Like many investors, you're likely aiming to build a comfortable nest egg to ensure a comfortable retirement. Among retirement financial planners, this is called the "accumulation phase." In this phase, your goal is to invest wisely by choosing stocks with long-term potential for your retirement portfolio, such as Evergy Inc (EVRG), a current top ranked dividend stock.
But that's just half of retirement planning. The second part, the "distribution phase," sometimes gets overlooked even though it can be more fun to think about. That's because the distribution phase is where you determine how to spend your hard-earned assets.
Making plans for the distribution stage involves deciding where you'll live in retirement, whether you'll travel, your proposed leisure activities, and more decisions that will affect your spending during your golden years.
Along with these aspects, it is important to consider the RMD that applies to most retirement accounts. Essentially, the IRS requires you to withdraw a specific sum from your qualified retirement accounts once you attain a certain age. That age used to be 70 1/2 but it is now 72.
Why does the IRS require you to start taking your money out? It's simple - they want to make sure they get their tax. If this rule didn't exist, people could live off other income and never pay tax on their retirement investment gains. Then, that money could be left to family or friends as an inheritance without the IRS collecting any taxes from you.
Key Facts to Know About RMDs
Which types of accounts have RMDs? Qualified retirement accounts such as IRAs, 401(k)s, 457 plans, and other tax-deferred retirement savings plans like a TSP, 403(b), TSA, SEP, or SIMPLE IRA plan require withdrawals in retirement.

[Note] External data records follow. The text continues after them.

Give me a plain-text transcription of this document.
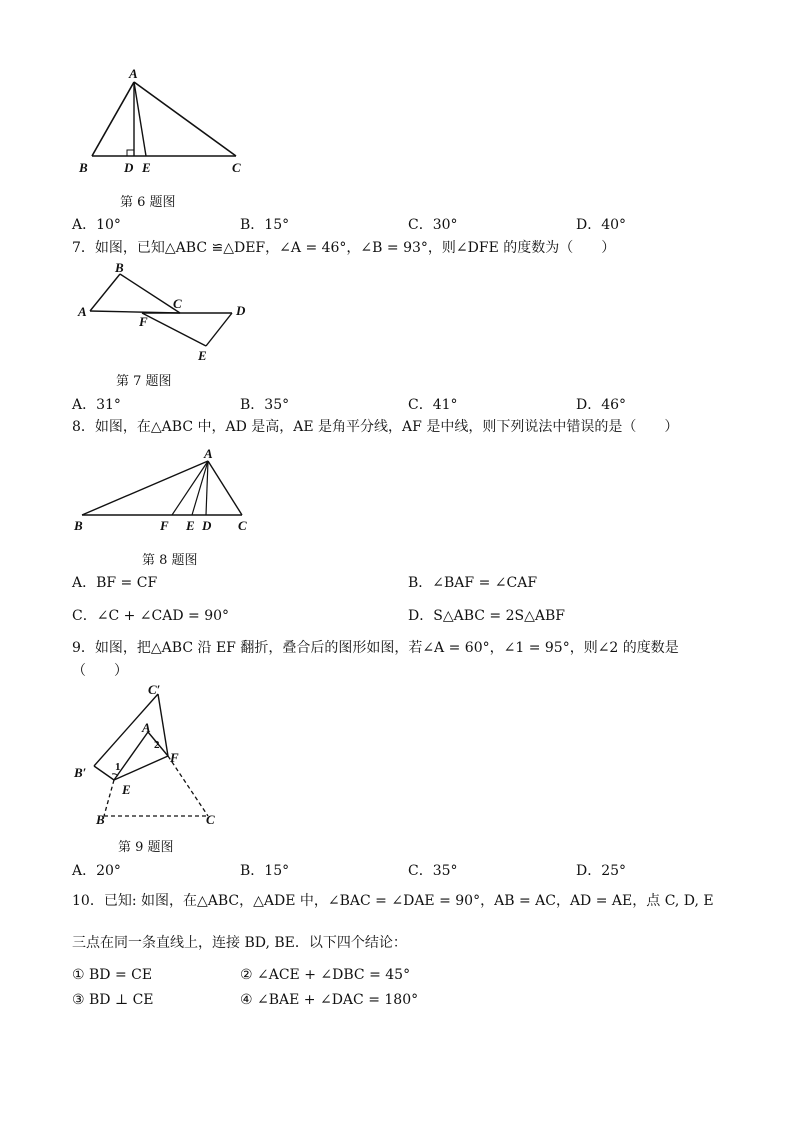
A
B	D E	C
第 6 题图
A．10°	B．15°	C．30°	D．40°
7．如图，已知△ABC ≌△DEF，∠A = 46°，∠B = 93°，则∠DFE 的度数为（　　）
B
A
C	D
F
E
第 7 题图
A．31°	B．35°	C．41°	D．46°
8．如图，在△ABC 中，AD 是高，AE 是角平分线，AF 是中线，则下列说法中错误的是（　　）
A
B	F E D C
第 8 题图
A．BF = CF	B．∠BAF = ∠CAF
C．∠C + ∠CAD = 90°	D．S△ABC = 2S△ABF
9．如图，把△ABC 沿 EF 翻折，叠合后的图形如图，若∠A = 60°，∠1 = 95°，则∠2 的度数是
（　　）
C′
A
B′
F
E
B	C
1
2
第 9 题图
A．20°	B．15°	C．35°	D．25°
10．已知: 如图，在△ABC，△ADE 中，∠BAC = ∠DAE = 90°，AB = AC，AD = AE，点 C, D, E
三点在同一条直线上，连接 BD, BE．以下四个结论：
① BD = CE	② ∠ACE + ∠DBC = 45°
③ BD ⊥ CE	④ ∠BAE + ∠DAC = 180°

When do I have to start taking distributions? For most accounts, you must take your first distribution by April 1 of the year following the calendar year in which you reach age 72. If you retire after that age, you must take your first RMD from your 401(k), profit-sharing, 403(b), or other defined contribution plan by April 1 of the year following the calendar year in which you retire.
Every year after your start date, you are required to take your RMD by December 31. Remember, for Roth IRAs you do not have to take an RMD because you paid taxes before contributing. However, other types of Roth accounts do require RMDs, but you may be able to avoid them (for instance, by rolling your Roth 401(k) into your Roth IRA).